I looked. Hog's massive hands—the same ones that could crush beer cans and knit intricate scarves with equal skill—were fidgeting.
He tapped his fingertips against his beer bottle and then ran them through his beard before drumming against the bar top like he couldn't figure out what to do with them.
"Well, a guy who likes that." I shrugged. "I've never seen him nervous."
"I've never seen him quiet for this long." Evan drank from his bottle. "The guy must be something special to shut up our man Hog."
The townie leaned closer—close enough that their shoulders touched—and tapped the rim of Hog's glass as if to emphasize whatever point he was making. Hog froze momentarily, then nodded, that nervous smile spreading across his face again.
"Well, I'll be damned," I muttered, settling back into the booth. "Hog's got game."
"Hog's got feelings," Evan corrected. "There's a difference."
It was none of my business, but I found myself rooting for whatever was happening over there, hoping the big guy got whatever he was working up the courage to ask for.
The music and laughter around us started to fade into background noise as I turned my attention back to Evan.
"Think he'll ask for the guy's number?" Evan asked.
"Think he already has it."
I looked around The Drop—really looked.

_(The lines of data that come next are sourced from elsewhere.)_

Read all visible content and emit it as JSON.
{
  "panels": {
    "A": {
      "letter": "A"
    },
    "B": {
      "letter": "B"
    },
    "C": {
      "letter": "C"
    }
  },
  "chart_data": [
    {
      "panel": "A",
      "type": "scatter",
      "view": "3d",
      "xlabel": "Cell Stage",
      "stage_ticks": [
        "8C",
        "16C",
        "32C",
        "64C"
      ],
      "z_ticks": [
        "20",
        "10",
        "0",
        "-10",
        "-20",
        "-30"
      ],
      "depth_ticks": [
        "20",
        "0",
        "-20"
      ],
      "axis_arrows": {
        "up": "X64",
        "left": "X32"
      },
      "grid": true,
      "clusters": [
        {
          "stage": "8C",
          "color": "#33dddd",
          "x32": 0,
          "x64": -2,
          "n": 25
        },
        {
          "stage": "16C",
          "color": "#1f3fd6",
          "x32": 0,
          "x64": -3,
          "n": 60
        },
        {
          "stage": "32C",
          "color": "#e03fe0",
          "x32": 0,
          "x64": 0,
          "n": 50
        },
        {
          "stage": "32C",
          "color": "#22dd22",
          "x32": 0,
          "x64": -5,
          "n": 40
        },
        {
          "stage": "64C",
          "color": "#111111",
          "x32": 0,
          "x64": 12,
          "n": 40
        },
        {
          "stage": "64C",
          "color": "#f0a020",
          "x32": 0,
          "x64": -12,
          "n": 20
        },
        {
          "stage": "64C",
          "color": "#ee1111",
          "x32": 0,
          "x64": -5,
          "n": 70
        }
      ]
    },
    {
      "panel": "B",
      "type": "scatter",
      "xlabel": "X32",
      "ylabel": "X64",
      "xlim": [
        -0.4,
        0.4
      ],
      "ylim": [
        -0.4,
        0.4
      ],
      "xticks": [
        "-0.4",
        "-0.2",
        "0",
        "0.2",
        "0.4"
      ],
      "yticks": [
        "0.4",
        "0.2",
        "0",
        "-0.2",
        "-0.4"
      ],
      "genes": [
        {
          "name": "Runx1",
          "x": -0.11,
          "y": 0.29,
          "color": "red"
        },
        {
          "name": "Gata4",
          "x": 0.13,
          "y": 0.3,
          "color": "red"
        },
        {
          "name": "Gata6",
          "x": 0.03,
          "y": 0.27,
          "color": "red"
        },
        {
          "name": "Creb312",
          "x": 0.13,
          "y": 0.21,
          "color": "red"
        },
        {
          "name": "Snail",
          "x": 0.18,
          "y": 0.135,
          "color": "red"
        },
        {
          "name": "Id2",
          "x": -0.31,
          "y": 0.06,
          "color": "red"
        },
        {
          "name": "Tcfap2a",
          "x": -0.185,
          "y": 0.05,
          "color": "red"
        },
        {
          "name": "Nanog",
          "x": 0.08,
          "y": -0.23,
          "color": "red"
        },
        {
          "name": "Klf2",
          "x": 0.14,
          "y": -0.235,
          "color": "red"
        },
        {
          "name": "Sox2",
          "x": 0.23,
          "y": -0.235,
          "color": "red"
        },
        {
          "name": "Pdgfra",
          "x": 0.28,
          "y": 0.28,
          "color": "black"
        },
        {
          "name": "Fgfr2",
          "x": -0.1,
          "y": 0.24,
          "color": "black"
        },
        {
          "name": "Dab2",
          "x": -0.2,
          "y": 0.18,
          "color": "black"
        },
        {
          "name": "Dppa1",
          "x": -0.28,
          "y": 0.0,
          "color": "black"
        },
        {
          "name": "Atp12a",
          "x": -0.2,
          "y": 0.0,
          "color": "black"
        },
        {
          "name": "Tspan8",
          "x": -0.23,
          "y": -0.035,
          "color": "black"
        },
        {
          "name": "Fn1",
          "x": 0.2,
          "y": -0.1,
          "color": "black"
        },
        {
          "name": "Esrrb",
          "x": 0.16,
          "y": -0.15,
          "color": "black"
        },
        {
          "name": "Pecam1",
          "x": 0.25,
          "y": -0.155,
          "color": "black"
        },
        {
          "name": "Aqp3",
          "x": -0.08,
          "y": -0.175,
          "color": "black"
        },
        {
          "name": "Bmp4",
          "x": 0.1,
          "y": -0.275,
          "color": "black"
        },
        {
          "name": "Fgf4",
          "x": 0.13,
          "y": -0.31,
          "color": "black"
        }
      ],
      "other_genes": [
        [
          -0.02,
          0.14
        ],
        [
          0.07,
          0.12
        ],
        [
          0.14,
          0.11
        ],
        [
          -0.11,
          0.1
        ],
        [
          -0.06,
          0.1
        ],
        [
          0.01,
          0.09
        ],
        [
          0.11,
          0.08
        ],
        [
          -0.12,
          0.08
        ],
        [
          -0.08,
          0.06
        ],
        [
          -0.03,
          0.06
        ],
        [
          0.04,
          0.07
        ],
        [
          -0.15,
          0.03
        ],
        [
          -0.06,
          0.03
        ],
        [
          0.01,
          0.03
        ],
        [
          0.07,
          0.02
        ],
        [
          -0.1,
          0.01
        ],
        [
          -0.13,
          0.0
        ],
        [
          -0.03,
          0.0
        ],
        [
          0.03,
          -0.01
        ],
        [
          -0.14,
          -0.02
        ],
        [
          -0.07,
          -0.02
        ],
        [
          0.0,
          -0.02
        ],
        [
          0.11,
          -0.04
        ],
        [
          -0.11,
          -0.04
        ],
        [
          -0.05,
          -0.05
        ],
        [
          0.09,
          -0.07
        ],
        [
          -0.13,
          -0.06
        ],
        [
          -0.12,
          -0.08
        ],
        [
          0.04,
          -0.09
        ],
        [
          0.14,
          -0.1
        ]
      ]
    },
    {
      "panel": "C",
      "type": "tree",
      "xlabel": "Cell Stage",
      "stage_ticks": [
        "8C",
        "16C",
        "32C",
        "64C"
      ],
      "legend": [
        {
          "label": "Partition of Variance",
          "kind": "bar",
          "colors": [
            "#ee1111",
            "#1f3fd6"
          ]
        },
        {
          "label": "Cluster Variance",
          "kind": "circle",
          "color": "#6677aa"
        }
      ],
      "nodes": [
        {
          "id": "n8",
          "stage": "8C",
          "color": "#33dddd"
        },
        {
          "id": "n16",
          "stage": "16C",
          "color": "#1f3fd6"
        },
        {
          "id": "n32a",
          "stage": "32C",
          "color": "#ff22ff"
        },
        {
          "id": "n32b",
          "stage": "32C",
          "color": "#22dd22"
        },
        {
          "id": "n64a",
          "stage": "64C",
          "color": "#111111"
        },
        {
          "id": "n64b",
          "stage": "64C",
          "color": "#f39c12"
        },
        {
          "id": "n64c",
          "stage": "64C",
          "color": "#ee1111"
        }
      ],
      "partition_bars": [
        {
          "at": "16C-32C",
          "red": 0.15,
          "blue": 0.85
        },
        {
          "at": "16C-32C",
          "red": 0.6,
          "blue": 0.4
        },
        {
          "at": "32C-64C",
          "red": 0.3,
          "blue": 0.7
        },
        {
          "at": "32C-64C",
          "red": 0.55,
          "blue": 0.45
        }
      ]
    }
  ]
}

At the scuffed wood floors that had seen thousands of nights just like this one.
At the neon beer signs casting colored shadows across faces I was starting to recognize.
At Juno, holding court near the dartboard, probably collecting material for her next podcast.
"You're thinking too hard," Evan said. "I can practically hear the gears turning from here."
"Processing."
"Processing what?"
"This," I said simply. "All of it."
"Good this or bad this?"
"Good this." I reached out for his hand, where it rested on the table. "Really fucking good this."